Ilustração: Bia Leme

O primeiro adversário da democracia é a simplificação que reduz o plural a único, abrindo assim o caminho para o descomedimento” Tzvetan Todorov

O país tem visto recentemente um conjunto de ataques ao pluralismo e à liberdade de expressão. São situações preocupantes, porque representam a tentativa de impor um determinado padrão de julgamento moral ou político, excluindo outras visões de mundo.

Tomamos como exemplos desse tipo de ação o ataque à exposição “QueerMuseu”, no Santander Cultural, em Porto Alegre, e o ataque na Universidade Católica de Pernambuco – UNICAP a um seminário sobre o centenário da Revolução Russa. Nos dois casos, os que defendiam a suspensão dos atos viam neles o cometimento de crimes. O grupo político MBL esteve envolvido nos dois episódios, defendendo o encerramento da exposição e a suspensão do seminário. Por outro lado, as instituições responsáveis pelos atos tiveram posturas absolutamente diferentes.

No caso da exposição “QueerMuseu”, grupos políticos conservadores acusavam as obras de fazerem apologia à pedofilia. Inundaram as redes sociais com um discurso de defesa da família. Mostravam obras descontextualizadas, criando uma espécie de pânico moral, angariando apoios.
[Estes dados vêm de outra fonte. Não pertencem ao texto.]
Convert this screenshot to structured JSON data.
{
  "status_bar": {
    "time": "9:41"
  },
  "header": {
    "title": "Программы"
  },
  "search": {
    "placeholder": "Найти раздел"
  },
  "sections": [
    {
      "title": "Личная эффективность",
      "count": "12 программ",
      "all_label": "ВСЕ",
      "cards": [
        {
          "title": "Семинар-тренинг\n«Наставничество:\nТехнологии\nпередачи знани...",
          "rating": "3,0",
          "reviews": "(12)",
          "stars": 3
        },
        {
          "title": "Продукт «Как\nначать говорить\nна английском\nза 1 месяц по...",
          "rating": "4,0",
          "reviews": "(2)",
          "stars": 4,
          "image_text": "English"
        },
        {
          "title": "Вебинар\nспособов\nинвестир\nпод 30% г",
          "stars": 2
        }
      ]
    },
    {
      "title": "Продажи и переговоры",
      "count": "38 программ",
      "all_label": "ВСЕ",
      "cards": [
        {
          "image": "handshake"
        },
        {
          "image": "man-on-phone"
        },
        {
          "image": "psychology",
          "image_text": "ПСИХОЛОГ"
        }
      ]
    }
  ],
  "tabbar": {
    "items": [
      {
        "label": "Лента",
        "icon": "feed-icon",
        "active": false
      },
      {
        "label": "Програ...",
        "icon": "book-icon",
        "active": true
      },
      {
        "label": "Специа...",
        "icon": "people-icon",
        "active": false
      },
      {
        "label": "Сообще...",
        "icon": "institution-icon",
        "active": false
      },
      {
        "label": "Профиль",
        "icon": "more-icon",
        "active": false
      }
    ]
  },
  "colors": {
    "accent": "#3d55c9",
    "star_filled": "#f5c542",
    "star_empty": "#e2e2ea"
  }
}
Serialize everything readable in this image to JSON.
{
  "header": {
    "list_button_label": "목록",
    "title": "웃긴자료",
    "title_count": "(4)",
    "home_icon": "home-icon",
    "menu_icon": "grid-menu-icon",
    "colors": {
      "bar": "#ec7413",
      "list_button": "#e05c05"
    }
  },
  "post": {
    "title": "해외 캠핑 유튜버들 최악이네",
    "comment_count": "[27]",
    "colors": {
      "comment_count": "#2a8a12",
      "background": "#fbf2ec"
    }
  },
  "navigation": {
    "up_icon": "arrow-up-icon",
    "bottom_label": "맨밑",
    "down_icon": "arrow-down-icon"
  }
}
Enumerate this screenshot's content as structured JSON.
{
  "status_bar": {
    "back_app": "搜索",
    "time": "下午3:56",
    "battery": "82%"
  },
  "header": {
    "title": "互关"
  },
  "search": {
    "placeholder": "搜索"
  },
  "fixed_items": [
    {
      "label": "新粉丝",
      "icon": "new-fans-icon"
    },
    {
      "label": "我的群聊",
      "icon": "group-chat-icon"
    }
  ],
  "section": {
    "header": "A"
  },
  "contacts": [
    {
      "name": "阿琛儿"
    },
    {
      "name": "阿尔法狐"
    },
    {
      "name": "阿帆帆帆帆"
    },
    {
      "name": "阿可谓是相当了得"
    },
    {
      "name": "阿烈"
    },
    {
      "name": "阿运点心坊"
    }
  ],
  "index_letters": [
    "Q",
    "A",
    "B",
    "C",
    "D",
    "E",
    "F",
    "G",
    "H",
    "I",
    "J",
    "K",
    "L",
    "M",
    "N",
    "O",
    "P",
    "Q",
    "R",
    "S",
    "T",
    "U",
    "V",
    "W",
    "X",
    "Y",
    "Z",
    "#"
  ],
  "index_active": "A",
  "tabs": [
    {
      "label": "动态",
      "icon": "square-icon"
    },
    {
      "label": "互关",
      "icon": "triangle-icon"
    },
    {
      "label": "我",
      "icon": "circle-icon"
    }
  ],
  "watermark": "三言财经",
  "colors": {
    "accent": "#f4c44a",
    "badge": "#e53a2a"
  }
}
A pressão infelizmente surtiu efeito. O banco financiador do Centro Cultural ficou preocupado com os reflexos dessa reação sobre a sua imagem e optou por suspender a exposição. Esse recuo da instituição alimentou a sanha autoritária dos críticos, que tentaram também, em outros Estados, constranger outras instituições culturais.

Na Universidade Católica de Pernambuco – UNICAP, a realização pelo Diretório Central dos Estudantes e pela Associação de Docentes de um seminário sobre o centenário da Revolução Russa sofreu ferrenho ataque nas redes sociais pelo Movimento Brasil Livre – MBL e pelo Diretório Acadêmico. A seção pernambucana do grupo político publicou em seu perfil no Facebook um texto atacando a universidade por abrigar o evento que celebrava uma revolução que matou cristãos. A pressão sobre a instituição ficou maior quando o Diretório Acadêmico ameaçou a instituição, dando 5 dias para que ela cancelasse o evento.

A instituição reagiu, no entanto, reafirmando a sua natureza de universidade, espaço aberto a formas diversas de conhecimento, não estabelecendo, assim, temas proibidos. Fez, em comunicado oficial publicado nas redes sociais, uma afirmação da liberdade na instituição. Essa postura foi muito importante na resistência a essa tentativa autoritária de restringir a expressão do pluralismo. Aliás, estranho seria se em uma universidade, neste ano do centenário da Revolução Russa, não existissem eventos discutindo o acontecimento que determinou os rumos do mundo no século XX.

Os dois casos narrados envolvem a liberdade de expressão. No primeiro caso, está em jogo a liberdade de manifestação artística, cujo exercício não pode depender de uma autorização baseada em parâmetros morais dos apreciadores. No segundo caso, está envolvida uma forma mais genérica da liberdade de expressão e, em algum grau, de liberdade de cátedra, sendo livre aos que estudam, ensinam ou pesquisam na instituição a escolha de temas a serem discutidos e da forma como abordarão esses temas.

Os discursos dos acusadores estavam cheios de referências religiosas. Mas não se pode atribuir esses ataques à religião. A maioria das pessoas com sentimento religioso aceita e defende o pluralismo. A liberdade religiosa é uma das mais importantes bases do Estado moderno. Quando há associação entre opção religiosa e ataque ao pluralismo, geralmente há, por trás, líderes que manipulam o discurso religioso, transformando-o em álibi para fomentar o ódio.

Parece existir, por outro lado, um uso político do discurso conversador, com objetivo eleitoral. O sentimento conservador é arraigado em nossa sociedade e grupos políticos testam, nesses ataques, o alcance de certos discursos. Esses episódios lançam luzes sobre como deve ser o debate político eleitoral no ano que vem.

Aos defensores da democracia e das liberdades, resta o dever de resistir e reafirmar pilares da democracia constitucional que estão em xeque. A liberdade de expressão não é negociável. Nos dois casos aqui abordados, a postura não autoritária dos que divergem dos conteúdos dos atos deveria ser a de não comparecer. Combatê-los, exigindo o fechamento da exposição ou a suspensão do seminário significa tentar impor sua visão de mundo, sufocando a manifestação da diversidade.